By re-showing games that we already knew were coming by the end of 2017 and teasing games that weren’t likely to make an appearance well into 2018 Nintendo didn’t leave much room for anything else and some were unsurprisingly worried that the lineup for both Switch and Nintendo still looked rather thin.
By making E3 its big picture blockbuster-only show, Nintendo seems to have had to skim over some of its smaller plans including mobile titles, indie games and less groundbreaking Switch titles.
In a recent interview with Waypoint, Nintendo of America President, Reggie Fils-Aimé, revealed that Nintendo certainly hadn’t revealed its entire hand at E3 because “it’s about the audience” and E3 wasn’t the best place to talk about all of these things.
It makes sense – E3 is the headline event in the gaming calendar where companies have an opportunity to build intense hype to a wider audience meaning the announcements have to be big with general appeal. This leaves little time to talk about mobile games, the 3DS, or Wii U remakes.
Just because plans weren’t revealed or updated, though, doesn’t mean they aren’t progressing.
Wii hardly knew U
E3 isn’t the best place to express this but it won’t just be brand new titles coming to Nintendo Switch over the next few years. Already we’ve seen games from the Wii U come over to Switch, including Mario Kart 8 and Pokken Tournament. Fils-Aimé stated that this is something we’re likely to see more of.

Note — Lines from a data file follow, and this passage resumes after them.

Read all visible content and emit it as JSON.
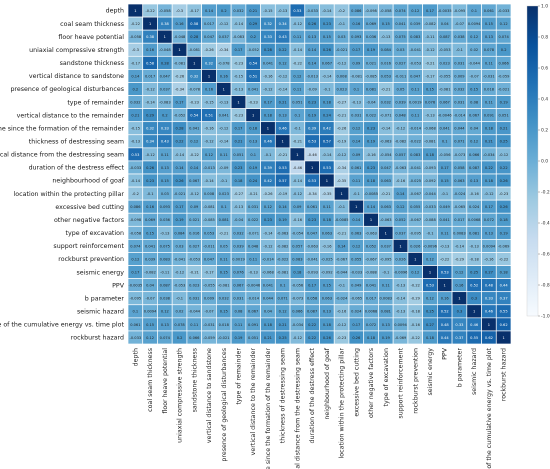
{
  "chart_data": {
    "type": "heatmap",
    "colormap": [
      "#f7fbff",
      "#deebf7",
      "#c6dbef",
      "#9ecae1",
      "#6baed6",
      "#4292c6",
      "#2171b5",
      "#08519c",
      "#08306b"
    ],
    "cell_border_color": "#ffffff",
    "value_range": [
      -1.0,
      1.0
    ],
    "colorbar_ticks": [
      "1.0",
      "0.8",
      "0.6",
      "0.4",
      "0.2",
      "0.0",
      "-0.2",
      "-0.4",
      "-0.6",
      "-0.8",
      "-1.0"
    ],
    "labels": [
      "depth",
      "coal seam thickness",
      "floor heave potential",
      "uniaxial compressive strength",
      "sandstone thickness",
      "vertical distance to sandstone",
      "presence of geological disturbances",
      "type of remainder",
      "vertical distance to the remainder",
      "time since the formation of the remainder",
      "thickness of destressing seam",
      "vertical distance from the destressing seam",
      "duration of the destress effect",
      "neighbourhood of goaf",
      "location within the protecting pillar",
      "excessive bed cutting",
      "other negative factors",
      "type of excavation",
      "support reinforcement",
      "rockburst prevention",
      "seismic energy",
      "PPV",
      "b parameter",
      "seismic hazard",
      "slope of the cumulative energy vs. time plot",
      "rockburst hazard"
    ],
    "matrix": [
      [
        1,
        -0.22,
        -0.058,
        -0.3,
        -0.17,
        0.14,
        0.2,
        0.032,
        0.21,
        -0.15,
        -0.13,
        0.53,
        -0.033,
        -0.14,
        -0.2,
        0.086,
        -0.098,
        -0.058,
        0.074,
        0.12,
        0.17,
        -0.0035,
        -0.095,
        0.1,
        0.061,
        -0.033
      ],
      [
        -0.22,
        1,
        0.38,
        0.16,
        0.58,
        0.017,
        -0.12,
        -0.14,
        0.29,
        0.32,
        0.34,
        -0.12,
        0.26,
        0.23,
        -0.1,
        0.16,
        0.069,
        0.15,
        0.041,
        0.039,
        -0.082,
        0.04,
        -0.07,
        0.0094,
        0.15,
        0.12
      ],
      [
        -0.058,
        0.38,
        1,
        -0.048,
        0.28,
        0.047,
        0.037,
        -0.083,
        0.2,
        0.33,
        0.43,
        0.11,
        0.13,
        0.15,
        0.03,
        0.093,
        0.036,
        -0.13,
        0.075,
        0.083,
        -0.11,
        0.087,
        0.038,
        0.12,
        0.13,
        0.074
      ],
      [
        -0.3,
        0.16,
        -0.048,
        1,
        -0.081,
        -0.26,
        -0.34,
        0.17,
        -0.052,
        0.28,
        0.22,
        -0.14,
        0.14,
        0.26,
        -0.021,
        0.17,
        0.19,
        0.084,
        0.03,
        -0.041,
        -0.12,
        -0.053,
        -0.1,
        0.02,
        0.078,
        0.2
      ],
      [
        -0.17,
        0.58,
        0.28,
        -0.081,
        1,
        0.32,
        -0.078,
        -0.23,
        0.54,
        0.041,
        0.12,
        -0.22,
        0.14,
        0.067,
        -0.12,
        0.09,
        0.021,
        0.016,
        0.027,
        -0.053,
        -0.21,
        0.023,
        0.031,
        -0.044,
        0.11,
        0.066
      ],
      [
        0.14,
        0.017,
        0.047,
        -0.26,
        0.32,
        1,
        0.16,
        -0.15,
        0.51,
        -0.16,
        -0.12,
        0.12,
        -0.013,
        -0.14,
        0.008,
        -0.081,
        -0.085,
        0.053,
        -0.011,
        0.047,
        -0.17,
        -0.055,
        0.009,
        -0.07,
        -0.031,
        -0.059
      ],
      [
        0.2,
        -0.12,
        0.037,
        -0.34,
        -0.078,
        0.16,
        1,
        -0.13,
        0.041,
        -0.12,
        -0.14,
        0.11,
        -0.09,
        -0.1,
        0.023,
        0.1,
        0.081,
        -0.21,
        0.05,
        0.11,
        0.15,
        -0.081,
        0.032,
        0.15,
        0.018,
        -0.021
      ],
      [
        0.032,
        -0.14,
        -0.083,
        0.17,
        -0.23,
        -0.15,
        -0.13,
        1,
        -0.23,
        0.17,
        0.21,
        0.051,
        0.23,
        0.18,
        -0.27,
        -0.13,
        -0.04,
        0.032,
        0.039,
        0.0019,
        0.076,
        0.067,
        0.031,
        0.08,
        0.11,
        0.19
      ],
      [
        0.21,
        0.29,
        0.2,
        -0.052,
        0.54,
        0.51,
        0.041,
        -0.23,
        1,
        0.18,
        0.13,
        0.1,
        0.19,
        0.24,
        -0.21,
        0.031,
        0.022,
        -0.071,
        0.048,
        0.11,
        -0.13,
        -0.0046,
        -0.014,
        0.067,
        0.091,
        0.051
      ],
      [
        -0.15,
        0.32,
        0.33,
        0.28,
        0.041,
        -0.16,
        -0.12,
        0.17,
        0.18,
        1,
        0.46,
        -0.1,
        0.39,
        0.42,
        -0.26,
        0.12,
        0.23,
        -0.14,
        -0.12,
        -0.014,
        -0.068,
        0.041,
        0.044,
        0.04,
        0.18,
        0.21
      ],
      [
        -0.13,
        0.34,
        0.43,
        0.22,
        0.12,
        -0.12,
        -0.14,
        0.21,
        0.13,
        0.46,
        1,
        -0.21,
        0.53,
        0.57,
        -0.19,
        0.14,
        0.19,
        -0.063,
        -0.082,
        -0.022,
        -0.081,
        0.1,
        0.071,
        0.12,
        0.21,
        0.25
      ],
      [
        0.53,
        -0.12,
        0.11,
        -0.14,
        -0.22,
        0.12,
        0.11,
        0.051,
        0.1,
        -0.1,
        -0.21,
        1,
        -0.46,
        -0.14,
        -0.12,
        0.09,
        -0.16,
        -0.054,
        0.057,
        0.083,
        0.18,
        -0.056,
        -0.073,
        0.066,
        -0.034,
        -0.12
      ],
      [
        -0.033,
        0.26,
        0.13,
        0.14,
        0.14,
        -0.013,
        -0.09,
        0.23,
        0.19,
        0.39,
        0.53,
        -0.46,
        1,
        0.53,
        -0.34,
        0.061,
        0.23,
        0.047,
        -0.063,
        -0.041,
        -0.093,
        0.17,
        0.058,
        0.087,
        0.22,
        0.22
      ],
      [
        -0.14,
        0.23,
        0.15,
        0.26,
        0.067,
        -0.14,
        -0.1,
        0.18,
        0.24,
        0.42,
        0.57,
        -0.14,
        0.53,
        1,
        -0.35,
        0.11,
        0.18,
        0.063,
        -0.16,
        -0.025,
        -0.092,
        0.15,
        0.063,
        0.13,
        0.18,
        0.26
      ],
      [
        -0.2,
        -0.1,
        0.03,
        -0.021,
        -0.12,
        0.008,
        0.023,
        -0.27,
        -0.21,
        -0.26,
        -0.19,
        -0.12,
        -0.34,
        -0.35,
        1,
        -0.1,
        -0.0085,
        -0.21,
        0.14,
        -0.067,
        -0.044,
        -0.1,
        -0.024,
        -0.16,
        -0.12,
        -0.23
      ],
      [
        0.086,
        0.16,
        0.093,
        0.17,
        0.09,
        -0.081,
        0.1,
        -0.13,
        0.031,
        0.12,
        0.14,
        0.09,
        0.061,
        0.11,
        -0.1,
        1,
        0.14,
        0.063,
        0.12,
        0.055,
        -0.033,
        0.049,
        -0.065,
        0.024,
        0.17,
        0.26
      ],
      [
        -0.098,
        0.069,
        0.036,
        0.19,
        0.021,
        -0.085,
        0.081,
        -0.04,
        0.022,
        0.23,
        0.19,
        -0.16,
        0.23,
        0.18,
        -0.0085,
        0.14,
        1,
        -0.063,
        0.052,
        -0.067,
        -0.088,
        0.041,
        0.017,
        0.0068,
        0.072,
        0.18
      ],
      [
        -0.058,
        0.15,
        -0.13,
        0.084,
        0.016,
        0.053,
        -0.21,
        0.032,
        -0.071,
        -0.14,
        -0.063,
        -0.054,
        0.047,
        0.063,
        -0.21,
        0.063,
        -0.063,
        1,
        0.037,
        -0.095,
        -0.1,
        0.11,
        0.0083,
        0.081,
        0.13,
        0.19
      ],
      [
        0.074,
        0.041,
        0.075,
        0.03,
        0.027,
        -0.011,
        0.05,
        0.039,
        0.048,
        -0.12,
        -0.082,
        0.057,
        -0.063,
        -0.16,
        0.14,
        0.12,
        0.052,
        0.037,
        1,
        0.026,
        -0.0096,
        -0.13,
        -0.14,
        -0.13,
        0.0094,
        -0.069
      ],
      [
        0.12,
        0.039,
        0.083,
        -0.041,
        -0.053,
        0.047,
        0.11,
        0.0019,
        0.11,
        -0.014,
        -0.022,
        0.083,
        -0.041,
        -0.025,
        -0.067,
        0.055,
        -0.067,
        -0.095,
        0.026,
        1,
        0.12,
        -0.22,
        -0.29,
        -0.18,
        -0.16,
        -0.22
      ],
      [
        0.17,
        -0.082,
        -0.11,
        -0.12,
        -0.21,
        -0.17,
        0.15,
        0.076,
        -0.13,
        -0.068,
        -0.081,
        0.18,
        -0.093,
        -0.092,
        -0.044,
        -0.033,
        -0.088,
        -0.1,
        -0.0096,
        0.12,
        1,
        0.53,
        0.12,
        0.25,
        0.27,
        0.18
      ],
      [
        -0.0035,
        0.04,
        0.087,
        -0.053,
        0.023,
        -0.055,
        -0.081,
        0.067,
        -0.0046,
        0.041,
        0.1,
        -0.056,
        0.17,
        0.15,
        -0.1,
        0.049,
        0.041,
        0.11,
        -0.13,
        -0.22,
        0.53,
        1,
        0.16,
        0.52,
        0.48,
        0.44
      ],
      [
        -0.095,
        -0.07,
        0.038,
        -0.1,
        0.031,
        0.009,
        0.032,
        0.031,
        -0.014,
        0.044,
        0.071,
        -0.073,
        0.058,
        0.063,
        -0.024,
        -0.065,
        0.017,
        0.0083,
        -0.14,
        -0.29,
        0.12,
        0.16,
        1,
        0.3,
        0.33,
        0.37
      ],
      [
        0.1,
        0.0094,
        0.12,
        0.02,
        -0.044,
        -0.07,
        0.15,
        0.08,
        0.067,
        0.04,
        0.12,
        0.066,
        0.087,
        0.13,
        -0.16,
        0.024,
        0.0068,
        0.081,
        -0.13,
        -0.18,
        0.25,
        0.52,
        0.3,
        1,
        0.46,
        0.55
      ],
      [
        0.061,
        0.15,
        0.13,
        0.078,
        0.11,
        -0.031,
        0.018,
        0.11,
        0.091,
        0.18,
        0.21,
        -0.034,
        0.22,
        0.18,
        -0.12,
        0.17,
        0.072,
        0.13,
        0.0094,
        -0.16,
        0.27,
        0.48,
        0.33,
        0.46,
        1,
        0.62
      ],
      [
        -0.033,
        0.12,
        0.074,
        0.2,
        0.066,
        -0.059,
        -0.021,
        0.19,
        0.051,
        0.21,
        0.25,
        -0.12,
        0.22,
        0.26,
        -0.23,
        0.26,
        0.18,
        0.19,
        -0.069,
        -0.22,
        0.18,
        0.44,
        0.37,
        0.55,
        0.62,
        1
      ]
    ]
  }
}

The was a hardware flop but it still had some which many missed out on due to its very small install base. This, Fils-Aimé says, is “a business opportunity.” What we shouldn’t expect, however, is a deluge of straight ports.
“There really needs to be an additional element to that game to make it fresh, and to further compel the consumer to buy in” he acknowledges.
This means that we’re likely to see many more Wii U titles come to the Switch but we can expect them to have enough additional characters, maps, or game modes to justify a Deluxe re-brand.
Context is key
As far as mobile is concerned, Fils-Aimé told Waypoint that development for Animal Crossing “continues quite strongly” and that the game would indeed launch this year as promised with more information promised soon.
It’s become clear that Nintendo is opening up its arms to independent developers for the Switch so it was surprising that none of them got any spotlight time at E3 this year. According to Fils-Aimé this is once again very much “about the setting.”
If E3 isn’t the time or the place then when is? PAX, apparently. Fils-Aimé promised that, as it has done for the past three years, Nintendo will use PAX to showcase its indie content with “big events.”
Overall, it seems that we weren’t made privy to everything we have to look forward to over the next year from Nintendo at E3 this year, which alleviates some of our worries for the 3DS and the Switch. Hopefully we’ll see plenty more contextually appropriate and exciting news at shows through the rest of the year.